Para María Leonor Conejeros, Doctora en Educación y profesora de la Escuela de Pedagogía de la Pontificia Universidad Católica de Valparaíso, el hecho de que el miedo impacte en el desarrollo humano desde la más temprana edad, significa que “incidirá en la motivación para aprender y para explorar sus propias habilidades. Si el niño se bloquea, perderá, si se desregula y está constantemente a la defensiva de manera agresiva, también lo hará”, dice. “Aunque el miedo sea una emoción básica humana y que no se puede evitar sentir para sobrevivir, cuando éste se gestiona mal y se transforma en algo paralizante, no te permitirá crecer porque sentirás que no perteneces a ningún lugar”.

Todo eso termina definiendo el ser del niño, que luego se convertirá en adulto. Marcela Hernández, agrega que “las reacciones producto de la constante exposición al miedo por violencia o incluso al miedo a fallar, quedan impregnadas. Por ejemplo, cuando los niños pegan con angustia, están demostrando una defensa hacia algo que les provoca miedo. Si en ese momento ellos reciben más miedo todavía, como con un golpe de vuelta, el acto quedará fijado ante cualquier estímulo que le provoque estrés y del cual tenga que protegerse”.

Estas son solo algunas de las razones por las cuales los especialistas aseguran que nunca se debe infringir miedo en un niño, menos en un ámbito de aprendizaje. Adrián Aguilera ha dedicado los últimos seis años a entregar conocimientos sobre la “disciplina positiva” para que esto no pase. Este método nace desde la teoría de la “psicología individual” que comenzó a estudiarse a principios del siglo pasado y describe “cómo el ser humano se construye para ser un aporte positivo en su entorno desde su ser, y en eso, los gestos de felicitación y valoración que entregamos, generan un sentido de pertenencia, y por lo tanto, mayor interés por lograr cosas y utilizar nuestra autonomía”.

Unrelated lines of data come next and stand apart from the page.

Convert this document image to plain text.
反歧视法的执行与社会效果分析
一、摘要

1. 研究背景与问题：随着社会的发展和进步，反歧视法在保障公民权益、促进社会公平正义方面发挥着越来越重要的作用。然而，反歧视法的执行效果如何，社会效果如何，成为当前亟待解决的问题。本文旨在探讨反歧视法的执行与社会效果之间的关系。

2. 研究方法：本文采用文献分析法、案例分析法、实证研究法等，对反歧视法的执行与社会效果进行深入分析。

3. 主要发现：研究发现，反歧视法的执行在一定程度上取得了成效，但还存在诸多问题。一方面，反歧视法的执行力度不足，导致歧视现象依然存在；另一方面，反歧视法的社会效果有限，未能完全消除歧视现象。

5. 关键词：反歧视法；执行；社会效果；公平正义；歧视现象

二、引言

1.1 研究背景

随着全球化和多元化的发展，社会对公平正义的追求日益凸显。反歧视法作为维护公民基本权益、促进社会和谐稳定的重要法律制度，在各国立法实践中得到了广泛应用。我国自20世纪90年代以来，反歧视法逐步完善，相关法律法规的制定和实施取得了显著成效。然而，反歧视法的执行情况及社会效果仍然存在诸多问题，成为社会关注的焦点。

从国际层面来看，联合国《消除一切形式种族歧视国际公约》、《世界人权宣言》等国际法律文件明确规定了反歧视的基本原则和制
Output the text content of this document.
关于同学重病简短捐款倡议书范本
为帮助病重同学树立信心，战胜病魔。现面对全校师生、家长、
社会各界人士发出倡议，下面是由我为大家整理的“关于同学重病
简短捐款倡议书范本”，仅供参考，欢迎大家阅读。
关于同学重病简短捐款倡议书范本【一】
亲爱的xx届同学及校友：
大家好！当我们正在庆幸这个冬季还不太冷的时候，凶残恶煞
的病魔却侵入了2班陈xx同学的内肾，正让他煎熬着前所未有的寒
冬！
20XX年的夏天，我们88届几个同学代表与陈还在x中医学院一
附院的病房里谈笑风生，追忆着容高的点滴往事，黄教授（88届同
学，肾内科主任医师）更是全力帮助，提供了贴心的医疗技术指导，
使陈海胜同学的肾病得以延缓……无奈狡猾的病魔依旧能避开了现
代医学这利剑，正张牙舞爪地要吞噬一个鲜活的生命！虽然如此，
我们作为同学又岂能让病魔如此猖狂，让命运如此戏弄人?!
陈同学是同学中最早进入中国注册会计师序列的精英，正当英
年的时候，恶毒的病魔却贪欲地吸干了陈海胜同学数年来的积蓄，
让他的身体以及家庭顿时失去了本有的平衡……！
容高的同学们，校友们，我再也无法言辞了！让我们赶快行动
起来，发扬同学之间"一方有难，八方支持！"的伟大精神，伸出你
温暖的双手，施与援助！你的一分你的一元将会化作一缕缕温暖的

Según Adrián la clave está en hacer conscientes el siguientes cuestionamientos: ¿Cómo te sientes hoy, como adulto, frente a la idea de castigar? “Así se empieza a recordar cómo el adulto se sentía cuando le pasaba a él o a ella y lo que pensaba de los adultos en ese entonces. Las decisiones que tomó por ese castigo, por ejemplo, de no volver a hacer algo por miedo. Luego viene la pregunta de que si ellos creen que ese adulto que los atemorizó, había tomado consciencia del daño que les estaba infringiendo. El 100% de las veces, la respuesta es no”.